A Parenting Coordinator (‘PC’) helps separated parents resolve parenting disagreements. PC’s are usually social workers and psychologists, although there are a growing number of lawyers now working as PC’s. PC’s receive their authority from a Parenting Plan, Separation Agreement, Court Order or Arbitral Award. That is, the types of disputes that PC’s resolve relate to the implementation of a parenting schedule – not the creation of such a schedule. That is why section 59.7(2) of the Family Law Act refers to this service as a ‘secondary arbitration’. By definition, a secondary arbitration “means a family arbitration that is conducted in accordance with a separation agreement, a court order or a family arbitration award that provides for the arbitration of possible future disputes relating to the ongoing management or implementation of the agreement, order or award.”

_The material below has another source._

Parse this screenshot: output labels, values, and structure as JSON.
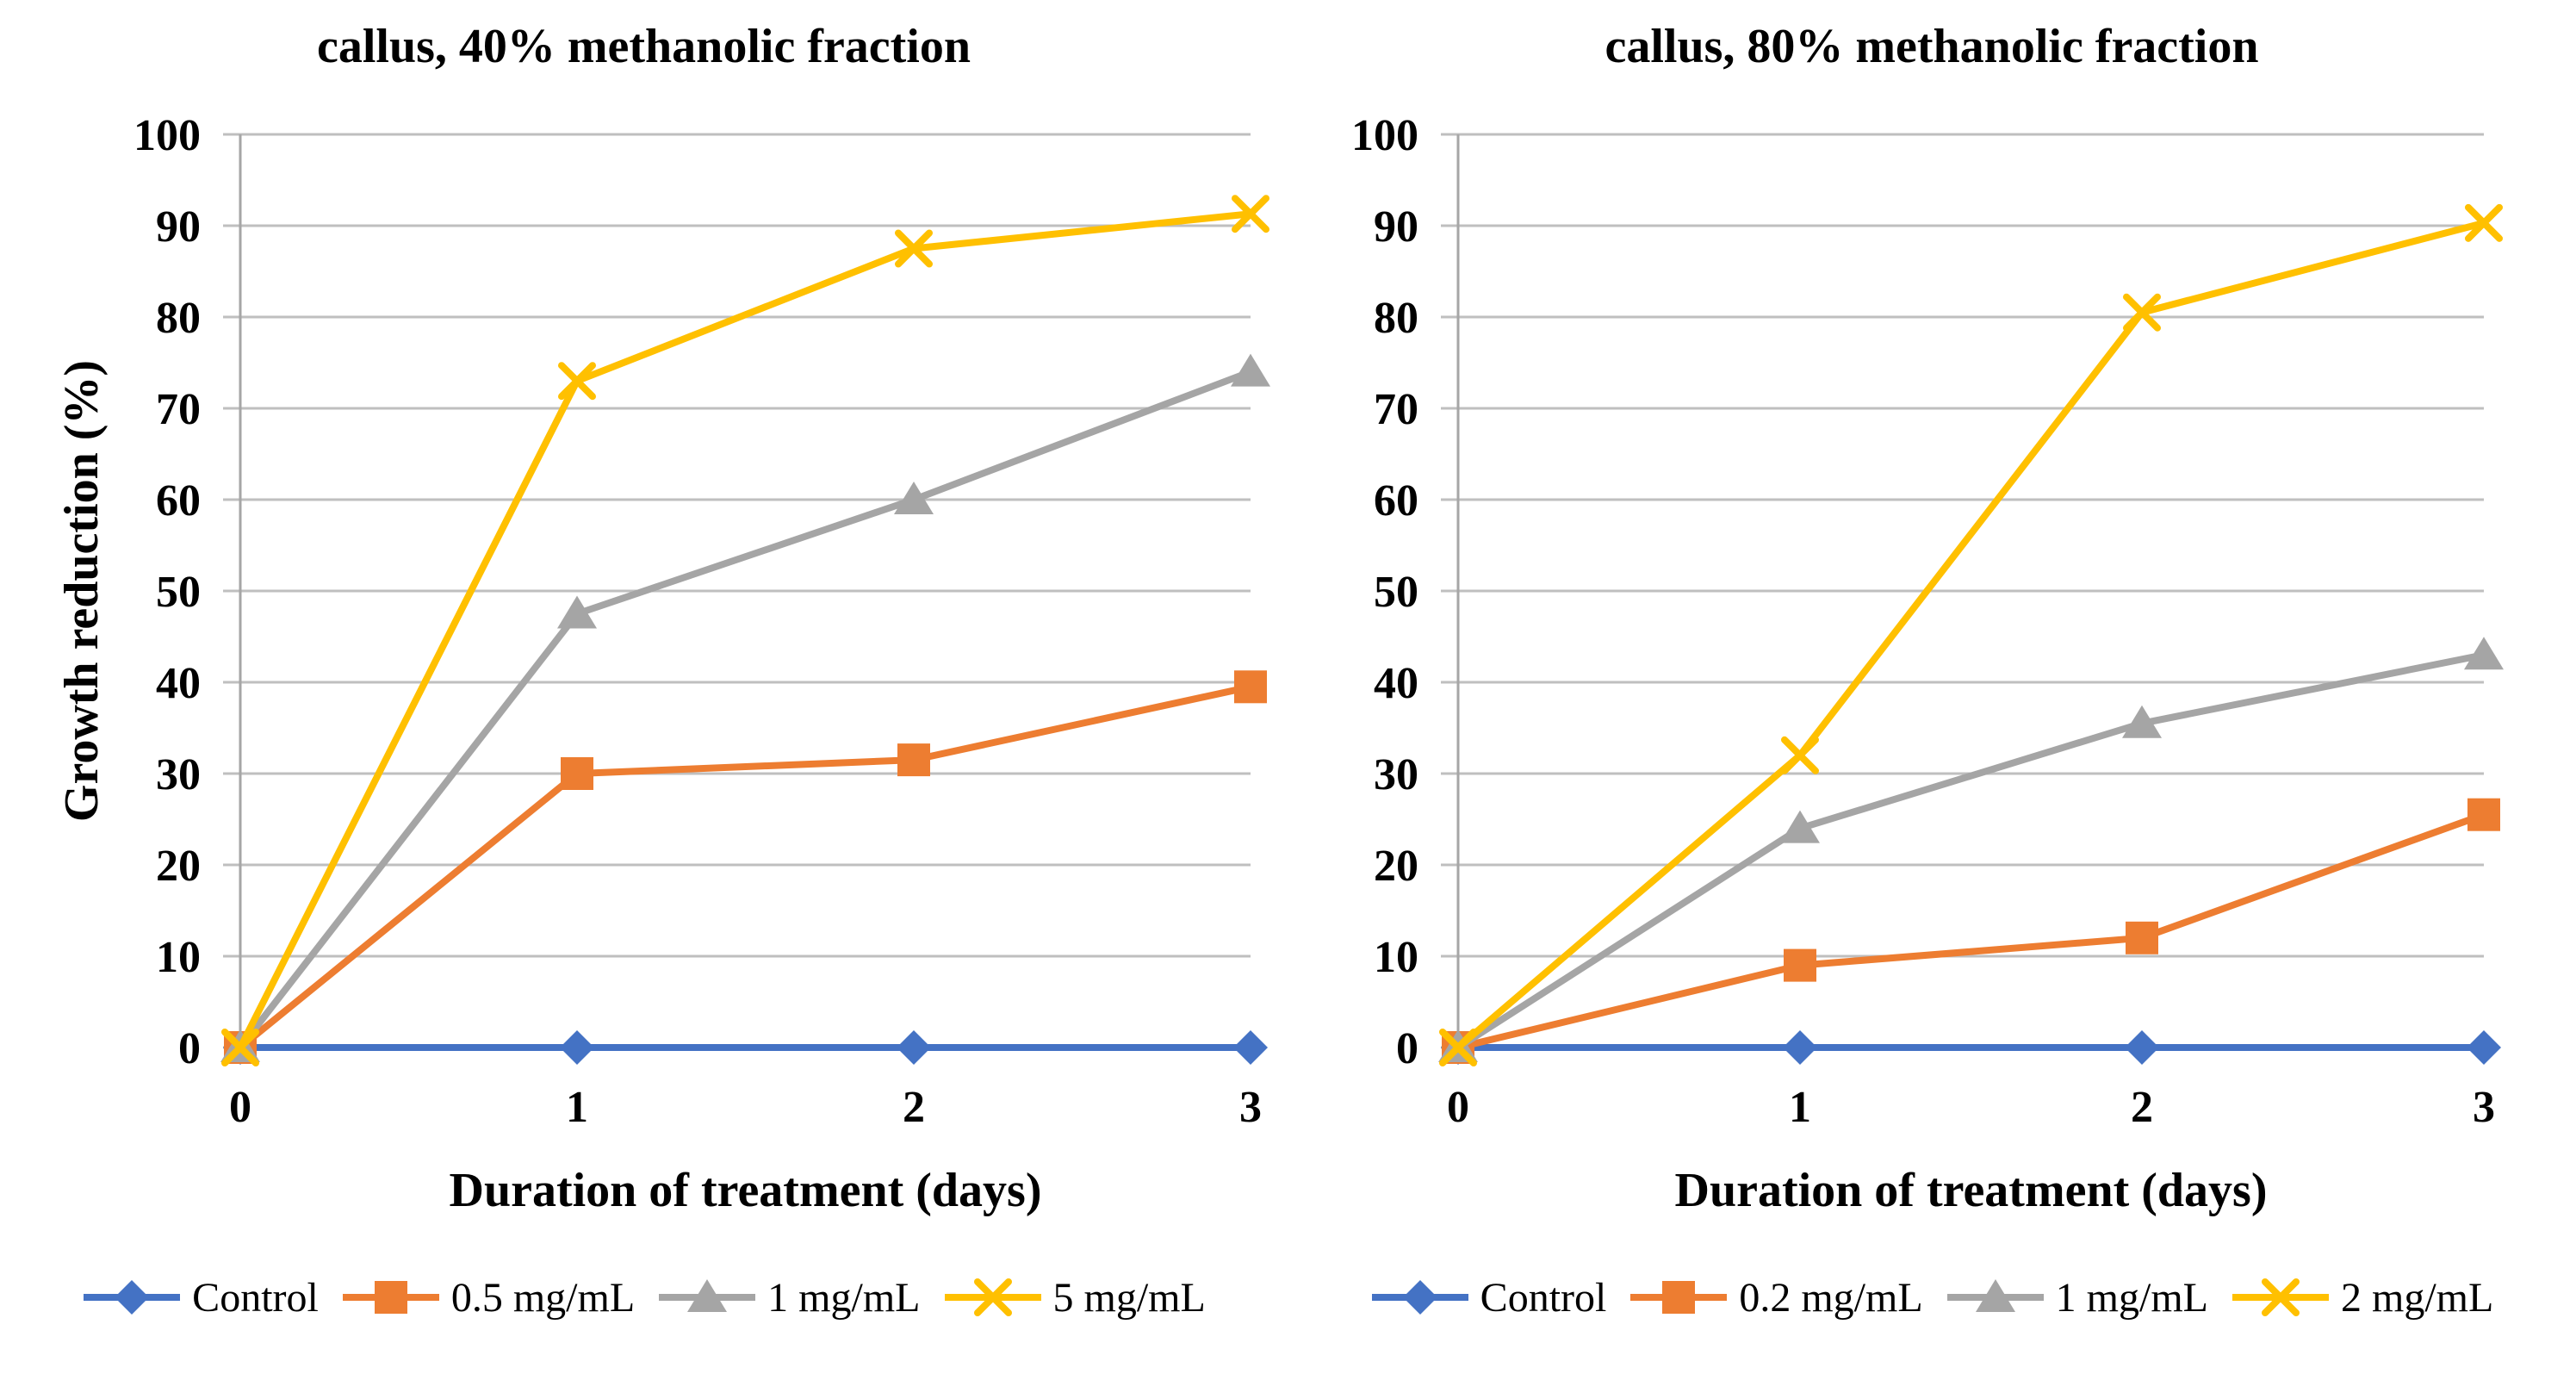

Before arbitration is invoked, PC’s use a variety of tools to help parents solve their disagreements ranging from parent education, to coaching, to mediation. Only if the parents still cannot agree upon a solution, do PC’s resort to arbitration. That is, PC’s have the power to arbitrate parenting disputes, but usually after education and mediation have failed. The idea is that the PC attempts to enable the parents to problem-solve and develop the skills to better communicate and arrive at mutual decisions regarding their children. However, if such efforts have been exhausted, the PC renders an arbitral decision, which must be followed by the parents, as if ordered by a judge.
The implementation of Parenting Coordination varies among jurisdictions. In Ontario, a judge cannot order parties to use a Parenting Coordinator, as that would constitute a delegation of authority. The consent of both parties is required.

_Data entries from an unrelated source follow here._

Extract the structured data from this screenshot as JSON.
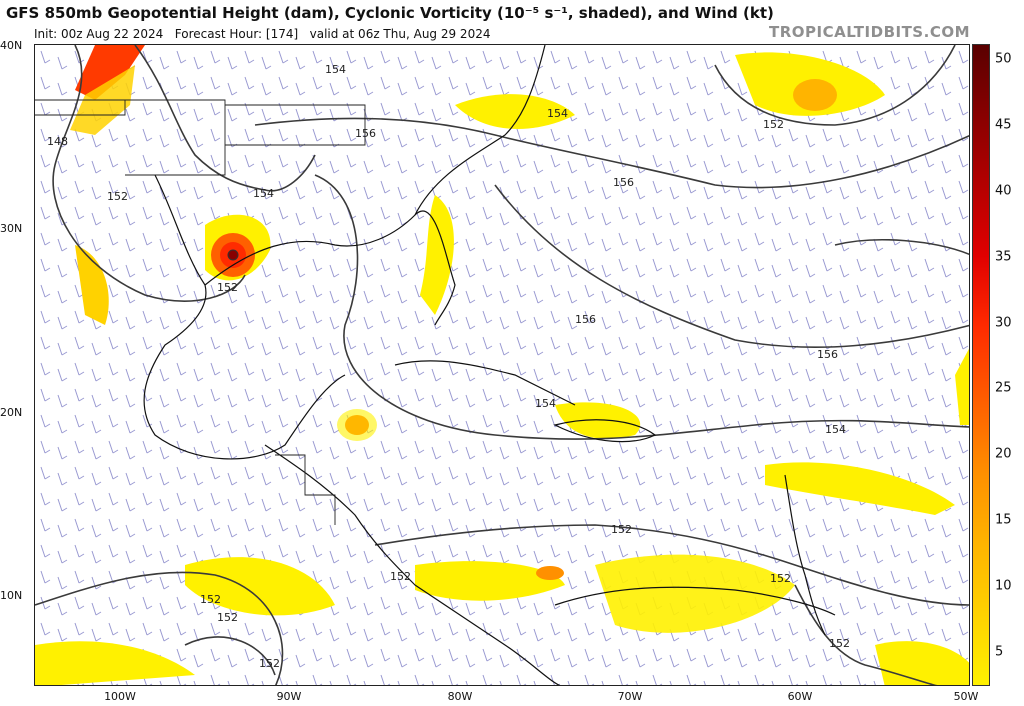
{
  "header": {
    "title": "GFS 850mb Geopotential Height (dam), Cyclonic Vorticity (10⁻⁵ s⁻¹, shaded), and Wind (kt)",
    "init": "Init: 00z Aug 22 2024",
    "forecast_hour": "Forecast Hour: [174]",
    "valid": "valid at 06z Thu, Aug 29 2024",
    "brand": "TROPICALTIDBITS.COM"
  },
  "axes": {
    "lat_labels": [
      "40N",
      "30N",
      "20N",
      "10N"
    ],
    "lon_labels": [
      "100W",
      "90W",
      "80W",
      "70W",
      "60W",
      "50W"
    ]
  },
  "contour_labels": [
    "148",
    "152",
    "154",
    "156",
    "154",
    "156",
    "154",
    "152",
    "152",
    "156",
    "156",
    "154",
    "154",
    "152",
    "152",
    "152",
    "152",
    "152",
    "152",
    "152"
  ],
  "colorbar": {
    "labels": [
      "50",
      "45",
      "40",
      "35",
      "30",
      "25",
      "20",
      "15",
      "10",
      "5"
    ],
    "colors": [
      "#fff100",
      "#ffd200",
      "#ffb400",
      "#ff9000",
      "#ff6000",
      "#ff2b00",
      "#e00000",
      "#b40000",
      "#880000",
      "#5a0000"
    ]
  },
  "colors": {
    "contour": "#3a3a3a",
    "wind_barb": "#8c8cc8",
    "coast": "#111111"
  }
}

In 2012, the Ontario Court of Justice in Sehota v. Sehota  O.J. No. 835, took judicial notice of PC’s and specifically the 2005 Guidelines for Parenting Coordination, which were produced by the Association of Family and Conciliation Courts.
The court stated:
The Guidelines suggest that the Parenting Coordinator has considerable authority, albeit about only minor issues. A list of the types of issues that might be addressed by a Parenting Coordinator is as follows:
- Minor changes or clarification of parenting time/access schedules or conditions including vacation, holidays and temporary variation from the existing parenting plan;
- Transitions/exchanges of the children including date, time, place, means of transpiration and transporter;
- Health care management including medical, dental, orthodontic, and vision care;
- Child-rearing issues;
- Psychotherapy or other mental health care including substance abuse assessment or counseling for the children;
- Psychological testing or other assessment of the children and parents;
- Education or daycare including school choice, tutoring, summer school, participation in special education testing and programs or other major educational decisions;
- Enrichment and extra-curricular activities including camps and jobs;
- Religious observances and education;
- Children’s travel and passport arrangements;
- Clothing, equipment, and personal possessions of the children;
- Communication between the parents about the children including telephone, fax, e-mail, notes in backpacks, etc.;
- Communication by a parent with the children including telephone, call phone, pager, fax, and email when they are not in that parent’s care;
- Alteration of appearance of the children haircuts, tattoos, ear and body piercing;
- Role of and contact with significant others and extended families;
- Substance abuse assessment or testing for either or both parents or a child, including access to results; and
- Parenting classes for either or both parents.
Parenting Coordinators have become a critical component of matrimonial law, post-separation family counseling and dispute resolution. Family court judges value the work of such professionals for their help in easing many of the difficulties parents face, in a manner that protects the interests of children.
PC’s help parents put their children’s interests first, help them understand how conflict hurts children and teach them how to communicate and cooperate so as to achieve the very best outcomes for children of divorce.